Lin Fay Y, Devereux Richard B, Roman Mary J, Meng Joyce, Jow Veronica M, Simprini Lauren, Jacobs Avrum, Weinsaft Jonathan W, Shaw Leslee J, Berman Daniel S, Callister Tracy Q, Min James K
Department of Medicine, Weill Cornell Medical College, New York Presbyterian Hospital, 520 E 70th Street, New York, NY 10021, USA.
Acad Radiol. 2009 Aug;16(8):981-7. doi: 10.1016/j.acra.2009.02.013. Epub 2009 Apr 25.
We sought to derive normative reference values for the thoracic great vessels using multidetector computed tomography (MDCT) in a healthy normotensive non-obese population free of cardiovascular disease.
Non-gated axial computed tomography (CT) of the chest has traditionally been used to evaluate normal great vessel anatomy for prognosis and management. However, non-gated axial chest CT cannot account for the obliquity, systolic expansion, and non-axial motion of the great vessels during the cardiac cycle and may misclassify patients as normal or abnormal for prognostic and management purposes. To date, normative reference values for double-oblique, short-axis great vessel diameters have not been established using current generation electrocardiogram (ECG)-gated 64-detector row MDCT. A total of 103 (43% women, age 51 +/- 14 years) consecutive normotensive, non-obese adults free of cardiopulmonary or great vessel structural disease, arrhythmias, or significant coronary artery disease were studied by MDCT. Individuals underwent examination for determination of end-diastolic (ED) pulmonary artery (PA) and superior vena cava (SVC) dimensions in double-oblique short axes for comparison with the ascending aorta and the right-sided cardiac chambers.

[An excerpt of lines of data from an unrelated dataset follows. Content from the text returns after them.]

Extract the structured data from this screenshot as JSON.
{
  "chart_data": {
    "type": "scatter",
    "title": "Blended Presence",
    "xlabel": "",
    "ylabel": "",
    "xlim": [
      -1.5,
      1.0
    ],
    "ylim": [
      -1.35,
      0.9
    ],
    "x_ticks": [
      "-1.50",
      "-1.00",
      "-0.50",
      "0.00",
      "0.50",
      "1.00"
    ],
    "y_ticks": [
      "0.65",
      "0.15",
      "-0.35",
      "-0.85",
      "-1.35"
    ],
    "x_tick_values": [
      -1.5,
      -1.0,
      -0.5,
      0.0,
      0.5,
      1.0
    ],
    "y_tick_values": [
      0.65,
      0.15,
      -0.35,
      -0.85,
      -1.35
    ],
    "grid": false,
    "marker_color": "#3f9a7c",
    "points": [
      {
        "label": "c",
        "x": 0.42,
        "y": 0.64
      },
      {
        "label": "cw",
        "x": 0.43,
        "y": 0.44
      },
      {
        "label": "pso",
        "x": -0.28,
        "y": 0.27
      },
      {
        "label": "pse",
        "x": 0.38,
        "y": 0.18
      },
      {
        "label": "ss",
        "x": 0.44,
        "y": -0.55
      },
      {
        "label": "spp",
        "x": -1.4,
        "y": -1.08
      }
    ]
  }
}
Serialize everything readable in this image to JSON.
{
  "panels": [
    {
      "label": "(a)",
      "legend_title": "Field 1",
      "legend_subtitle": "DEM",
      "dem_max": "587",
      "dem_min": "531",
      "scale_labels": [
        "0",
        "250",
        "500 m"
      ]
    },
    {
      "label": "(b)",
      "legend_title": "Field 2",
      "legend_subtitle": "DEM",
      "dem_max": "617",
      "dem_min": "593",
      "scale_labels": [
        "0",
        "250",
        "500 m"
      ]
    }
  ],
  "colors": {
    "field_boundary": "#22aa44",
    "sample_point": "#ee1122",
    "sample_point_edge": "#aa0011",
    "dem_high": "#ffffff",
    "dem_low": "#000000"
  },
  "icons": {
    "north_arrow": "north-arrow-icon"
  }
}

For right sided great vessels, the 5th to 95th interval was 1.89-3.03 cm for ED PA diameter and 1.08-4.42 cm(2) for SVC cross-sectional area. The pulmonary artery to ascending aortic (PA-to-Ao) ratio was 0.66-1.13. In multivariate analysis, the PA was significantly associated with weight, whereas the PA-to-Ao ratio was inversely associated with age. Axial PA measurements were significantly higher and PA-to-Ao measurements significantly lower than corresponding short axis measurements (P = .04 and P < .001, respectively).
This study establishes ECG-gated MDCT reference values for right-sided great vessel dimensions derived from a healthy population of individuals free of cardiovascular disease, hypertension, and obesity. The traditional axial PA-to-Ao discriminant value of 1 for pulmonary hypertension is a poor diagnostic tool because it encompasses normal patients and is negatively affected by age. Thoracic great vessels should be measured by CT in ECG-gated double-oblique short-axis for accurate quantitation. These data may serve as a reference to identify right-sided great vessel pathology in individuals being referred for ECG-gated MDCT imaging.
我们试图利用多排螺旋计算机断层扫描(MDCT),在无心血管疾病的健康血压正常、非肥胖人群中得出胸段大血管的正常参考值。
传统上,胸部非门控轴向计算机断层扫描(CT)用于评估正常大血管解剖结构,以进行预后评估和治疗管理。然而,非门控轴向胸部CT无法考虑心动周期中大血管的倾斜度、收缩期扩张和非轴向运动,可能会在预后评估和治疗管理中将患者误分类为正常或异常。迄今为止,尚未使用当前一代心电图(ECG)门控64排MDCT建立双斜、短轴大血管直径的正常参考值。共有103名(43%为女性,年龄51±14岁)连续的血压正常、非肥胖成年人参与了研究,这些人无心肺或大血管结构疾病、心律失常或严重冠状动脉疾病,均接受了MDCT检查。研究对象接受检查,以确定舒张末期(ED)肺动脉(PA)和上腔静脉(SVC)在双斜短轴上的尺寸,以便与升主动脉和右侧心腔进行比较。
对于右侧大血管,ED PA直径的第5至95百分区间为1.89 - 3.03厘米,SVC横截面积的第5至95百分区间为1.08 - 4.42平方厘米。肺动脉与升主动脉(PA-to-Ao)比值为0.66 - 1.13。在多变量分析中,PA与体重显著相关,而PA-to-Ao比值与年龄呈负相关。轴向PA测量值显著高于相应的短轴测量值,PA-to-Ao测量值显著低于相应的短轴测量值(分别为P = 0.04和P < 0.001)。
本研究建立了来自无心血管疾病、高血压和肥胖的健康人群的右侧大血管尺寸的ECG门控MDCT参考值。传统的肺动脉高压轴向PA-to-Ao判别值1是一种较差的诊断工具,因为它涵盖了正常患者,且受年龄的负面影响。应通过ECG门控双斜短轴CT测量胸段大血管,以进行准确量化。这些数据可作为参考,用于识别接受ECG门控MDCT成像的个体中的右侧大血管病变。